G = (S,-->) is a set of nodes S and a binary (directed) relation --> on
    the nodes. Nodes are of type:
      e ranges over read and write events,
      r over read events and
      w over write events.
G is a partial order if --> is transitive and irreflexive.
G is a total order if --> is a partial order and for any two
      distinct nodes a and b in S, either a --> b or b --> a.
G | T is graph G restricted to subset T; that is, the graph with nodes
      in T and with a --> b in T iff a --> b in S.
G* is the transitive closure of graph G.
'u' is set union

p(e) is the processor which executed event e,
E(p) is the set of events executed by processor p.
W(x) is the set of all write events on variable x
W    is the set of all write events (across all variables)
w(S) is set S together with all elements of W with an edge into or out of S.

RULES:

An execution is a graph G=(S, -->) over a set of events S satisfying:

[Write Serialization]
   For each variable x, G | W(x) is a total order, with minimal
   element w0 setting x to 0.

[Freshness]
   For every read r of x, min(W(x)) --> r and G | (W(x) u {r}) is a
   total order.

[Causal Propagation]
   e --> e'' if there is an e' in E(p(e)) u E(p(e'')) st e --> e' --> e'' .

[Local Consistency]
   For all processors i, (G | w(E(i))* is a partial order (i.e., is acyclic)
   Additionally, volatiles obey local program order:
     For all processors p, G | E(p) is a total order.


EXAMPLES:

1. Dekker (forbidden outcome)

Given

T1             T2
[1] x = 1      [3] y = 1
[2] r1 = y(0)  [4] r2 = x(0)

Program Order gives
   [1] --> [2], [3] --> [4],
Write Serialization and Freshness give
   [2] --> [3], [4] --> [1].
Propagation adds
   [3] --> [1], [1] --> [3] (and some other edges).

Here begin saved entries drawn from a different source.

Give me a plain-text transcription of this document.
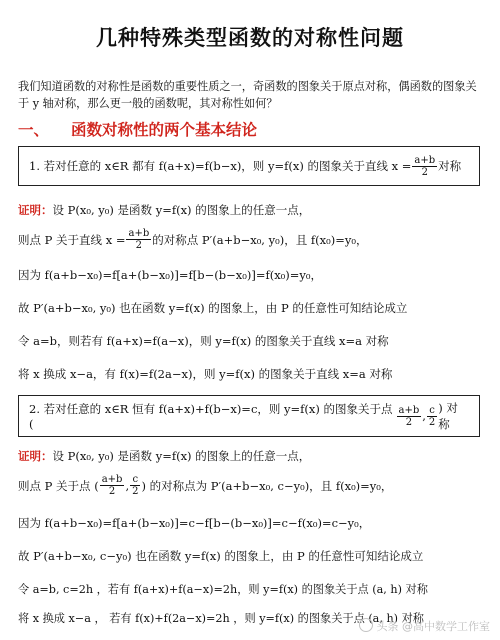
几种特殊类型函数的对称性问题
我们知道函数的对称性是函数的重要性质之一，奇函数的图象关于原点对称，偶函数的图象关于 y 轴对称，那么更一般的函数呢，其对称性如何？
一、 函数对称性的两个基本结论
1. 若对任意的 x∈R 都有 f(a+x)=f(b−x)，则 y=f(x) 的图象关于直线 $x = \frac{a+b}{2}$ 对称
证明：设 P(x₀, y₀) 是函数 y=f(x) 的图象上的任意一点，
则点 P 关于直线 $x = \frac{a+b}{2}$ 的对称点 P′(a+b−x₀, y₀)，且 f(x₀)=y₀，
因为 f(a+b−x₀)=f[a+(b−x₀)]=f[b−(b−x₀)]=f(x₀)=y₀，
故 P′(a+b−x₀, y₀) 也在函数 y=f(x) 的图象上，由 P 的任意性可知结论成立
令 a=b，则若有 f(a+x)=f(a−x)，则 y=f(x) 的图象关于直线 x=a 对称
将 x 换成 x−a，有 f(x)=f(2a−x)，则 y=f(x) 的图象关于直线 x=a 对称
2. 若对任意的 x∈R 恒有 f(a+x)+f(b−x)=c，则 y=f(x) 的图象关于点 (	$\frac{a+b}{2}$ , $\frac{c}{2}$ ) 对称
证明：设 P(x₀, y₀) 是函数 y=f(x) 的图象上的任意一点，
则点 P 关于点 ( $\frac{a+b}{2}$ , $\frac{c}{2}$ ) 的对称点为 P′(a+b−x₀, c−y₀)，且 f(x₀)=y₀，
因为 f(a+b−x₀)=f[a+(b−x₀)]=c−f[b−(b−x₀)]=c−f(x₀)=c−y₀，
故 P′(a+b−x₀, c−y₀) 也在函数 y=f(x) 的图象上，由 P 的任意性可知结论成立
令 a=b, c=2h ，若有 f(a+x)+f(a−x)=2h，则 y=f(x) 的图象关于点 (a, h) 对称
将 x 换成 x−a ， 若有 f(x)+f(2a−x)=2h ，则 y=f(x) 的图象关于点 (a, h) 对称
头条 @高中数学工作室
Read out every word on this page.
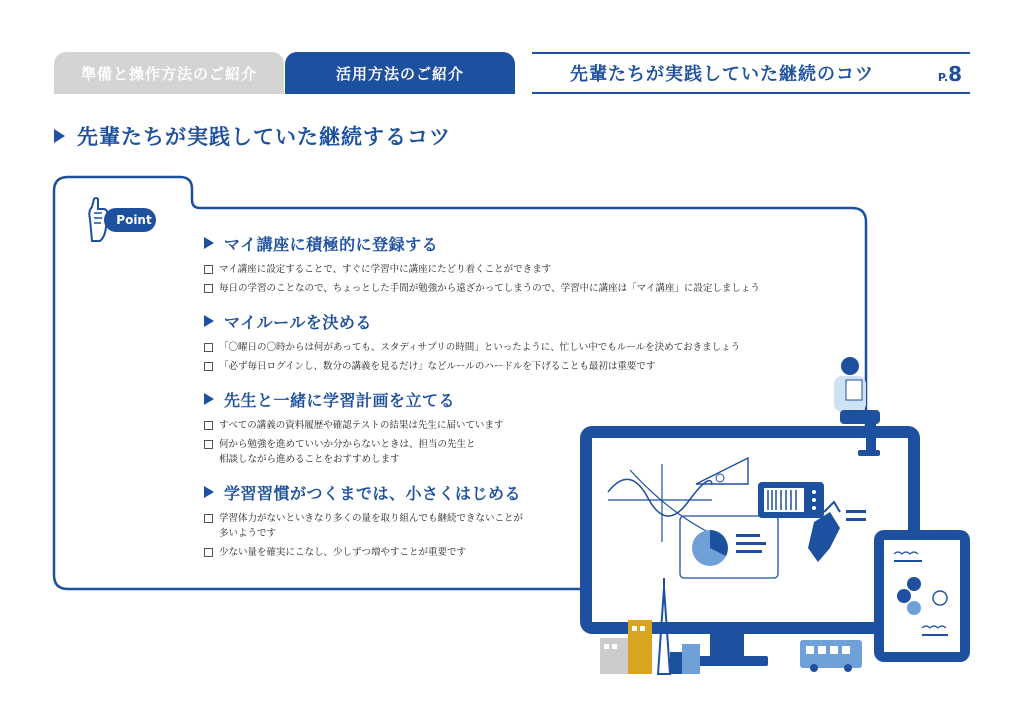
準備と操作方法のご紹介	活用方法のご紹介	先輩たちが実践していた継続のコツ	P.8
先輩たちが実践していた継続するコツ
Point
マイ講座に積極的に登録する
マイ講座に設定することで、すぐに学習中に講座にたどり着くことができます
毎日の学習のことなので、ちょっとした手間が勉強から遠ざかってしまうので、学習中に講座は「マイ講座」に設定しましょう
マイルールを決める
「〇曜日の〇時からは何があっても、スタディサプリの時間」といったように、忙しい中でもルールを決めておきましょう
「必ず毎日ログインし、数分の講義を見るだけ」などルールのハードルを下げることも最初は重要です
先生と一緒に学習計画を立てる
すべての講義の資料履歴や確認テストの結果は先生に届いています
何から勉強を進めていいか分からないときは、担当の先生と
相談しながら進めることをおすすめします
学習習慣がつくまでは、小さくはじめる
学習体力がないといきなり多くの量を取り組んでも継続できないことが
多いようです
少ない量を確実にこなし、少しずつ増やすことが重要です
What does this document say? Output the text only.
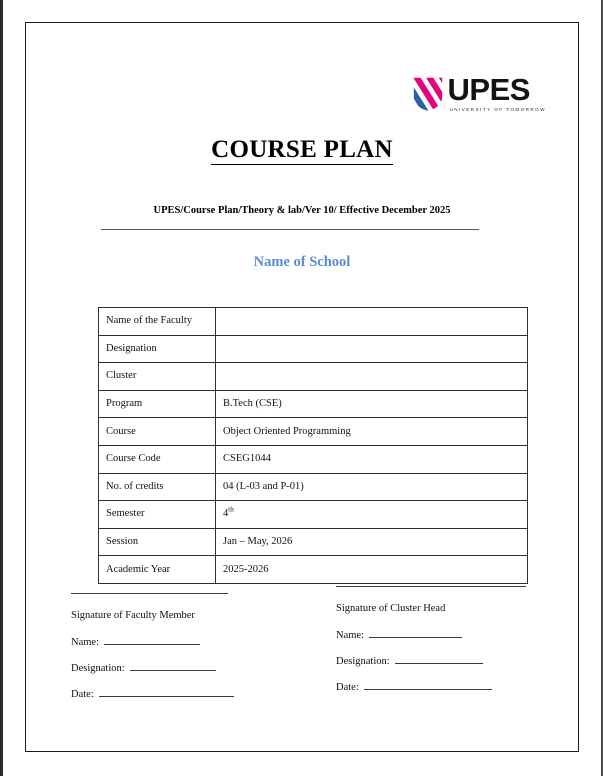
UPES
UNIVERSITY OF TOMORROW
COURSE PLAN
UPES/Course Plan/Theory & lab/Ver 10/ Effective December 2025
Name of School
Name of the Faculty	
Designation	
Cluster	
Program	B.Tech (CSE)
Course	Object Oriented Programming
Course Code	CSEG1044
No. of credits	04 (L-03 and P-01)
Semester	4th
Session	Jan – May, 2026
Academic Year	2025-2026
Signature of Faculty Member
Name:
Designation:
Date:
Signature of Cluster Head
Name:
Designation:
Date:
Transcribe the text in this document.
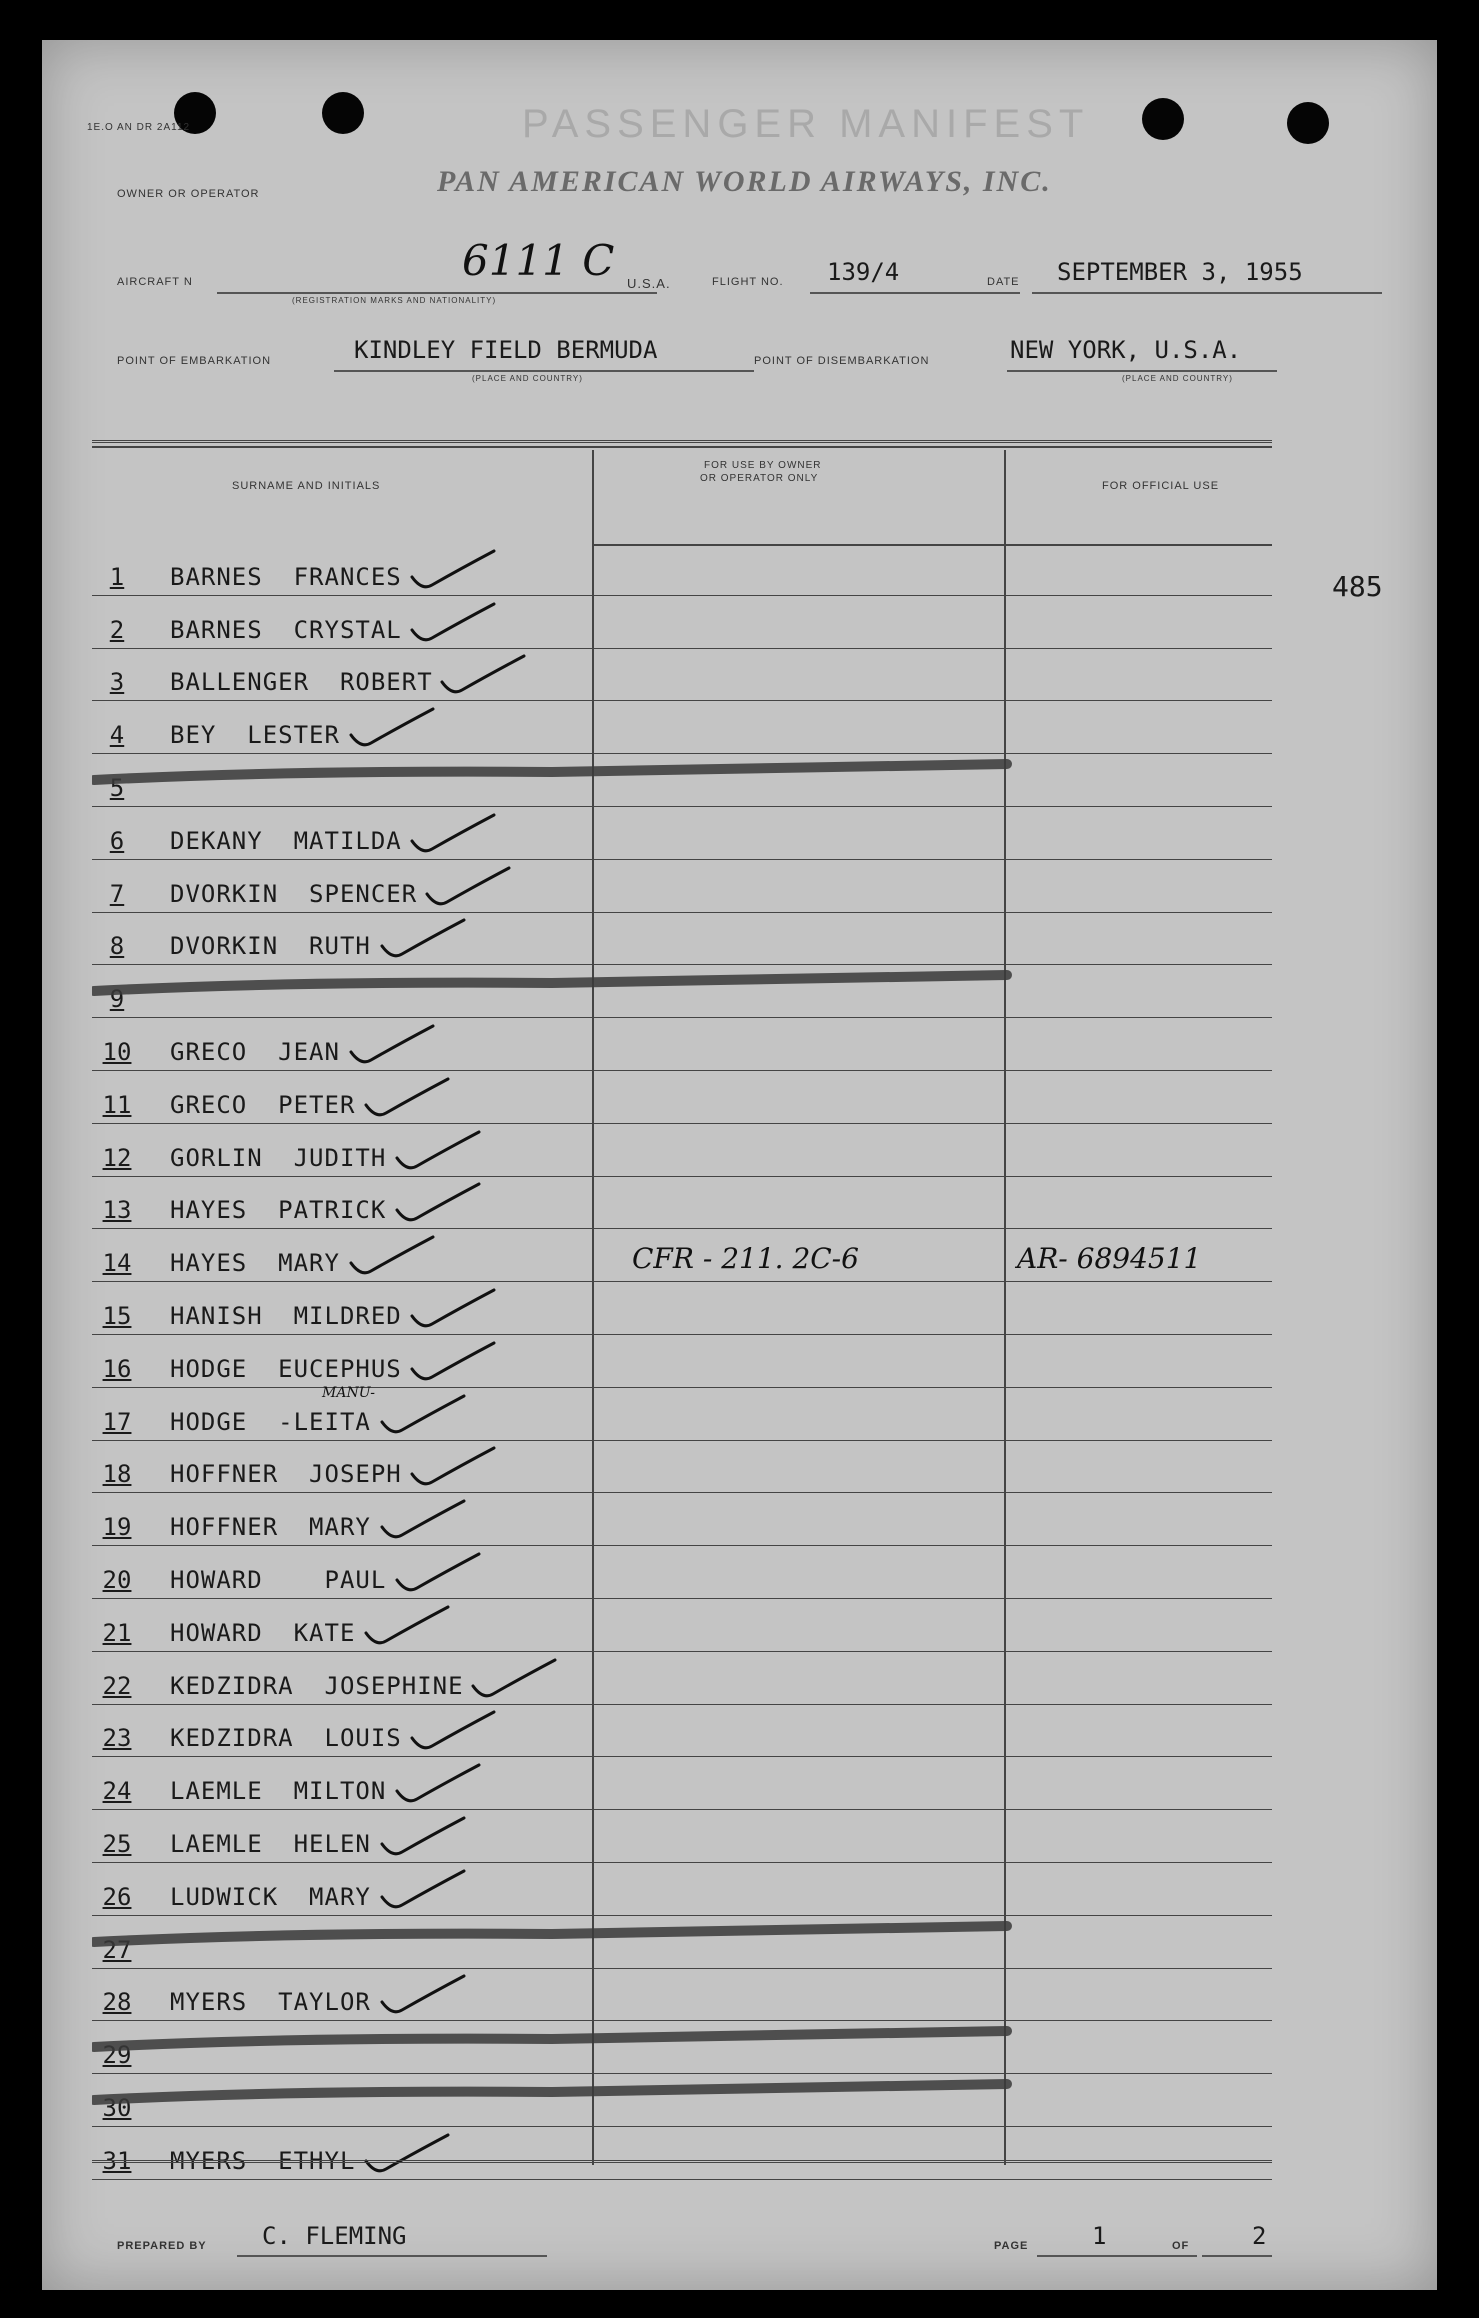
1E.O AN DR 2A112	PASSENGER MANIFEST
OWNER OR OPERATOR	PAN AMERICAN WORLD AIRWAYS, INC.
AIRCRAFT N	6111 C
(REGISTRATION MARKS AND NATIONALITY)
U.S.A.	FLIGHT NO. 139/4	DATE SEPTEMBER 3, 1955
POINT OF EMBARKATION	KINDLEY FIELD BERMUDA
(PLACE AND COUNTRY)
POINT OF DISEMBARKATION	NEW YORK, U.S.A.
(PLACE AND COUNTRY)
485
SURNAME AND INITIALS
FOR USE BY OWNER
OR OPERATOR ONLY
FOR OFFICIAL USE
1	BARNES  FRANCES
2	BARNES  CRYSTAL
3	BALLENGER  ROBERT
4	BEY  LESTER
5
6	DEKANY  MATILDA
7	DVORKIN  SPENCER
8	DVORKIN  RUTH
9
10	GRECO  JEAN
11	GRECO  PETER
12	GORLIN  JUDITH
13	HAYES  PATRICK
14	HAYES  MARY	CFR - 211. 2C-6	AR- 6894511
15	HANISH  MILDRED
16	HODGE  EUCEPHUS
17	HODGE  -LEITA
MANU-
18	HOFFNER  JOSEPH
19	HOFFNER  MARY
20	HOWARD    PAUL
21	HOWARD  KATE
22	KEDZIDRA  JOSEPHINE
23	KEDZIDRA  LOUIS
24	LAEMLE  MILTON
25	LAEMLE  HELEN
26	LUDWICK  MARY
27
28	MYERS  TAYLOR
29
30
31	MYERS  ETHYL
PREPARED BY C. FLEMING	PAGE	1	OF	2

This graph is not an execution because (G | {[1],[3],[4]})* has a
cycle ([1] --> [3] --> [1])

======

2. IRIW (Independent reads of independent write -- allowed outcome)
    Note that this is not SC.


T1          T2         T3                T4

[1] x = 1   [2] y = 1

                       [3] r1 = x (1)    [5] r3 = y (1)
                       [4] r2 = y (0)    [6] r4 = x (0)

Program Order, Write Serialization, and Freshness give:
   [1] --> [3] --> [4] --> [2]
   [2] --> [5] --> [6] --> [1]
Propagation adds
   [2] --> [6], [5] --> [1] and [1] --> [4], [3] --> [2].

This graph satisfies all these conditions. (Note that [1] --> [2] is
in (G | W u E(T2))* and [2] --> [1] is in (G | W u E(T1)*), but both
these graphs are separately acyclic.)

=======

3. CC (Causal consistency -- forbidden outcome)

T1           T2               T3
[1] x = 1
             [2] r1 = x (1)   [4] r2 = y (1)
             [3] y = 1        [5] r3 = x (0)

Program Order, Write Serialization, and Freshness give:
  [1] --> [2] --> [3] --> [4] --> [5] --> [1].
This is not an execution because
  G | E u E(T3) = G | {[1],[3],[4],[5]}*
has cycle [1]-->[3]-->[4] --> [5] --> [1].

=======

4. DC (Another causal consistency example -- forbidden outcome)

T1           T2               T3
[1] y = 1
             [2] x = 1        [4] r3 = y (1)
             [3] r2 = y (0)   [5] r4 = x (0)

Program Order, Write Serialization, and Freshness give:
   [1] -> [4] --> [5] --> [2] --> [3] --> [1]
Propagation adds
   [2] --> [1] (among others).
This is not an execution because
   G | W u E(T3) = G | {[1],[2],[4],[5]}
has the cycle [1] --> [4] --> [5] --> [2] --> [1].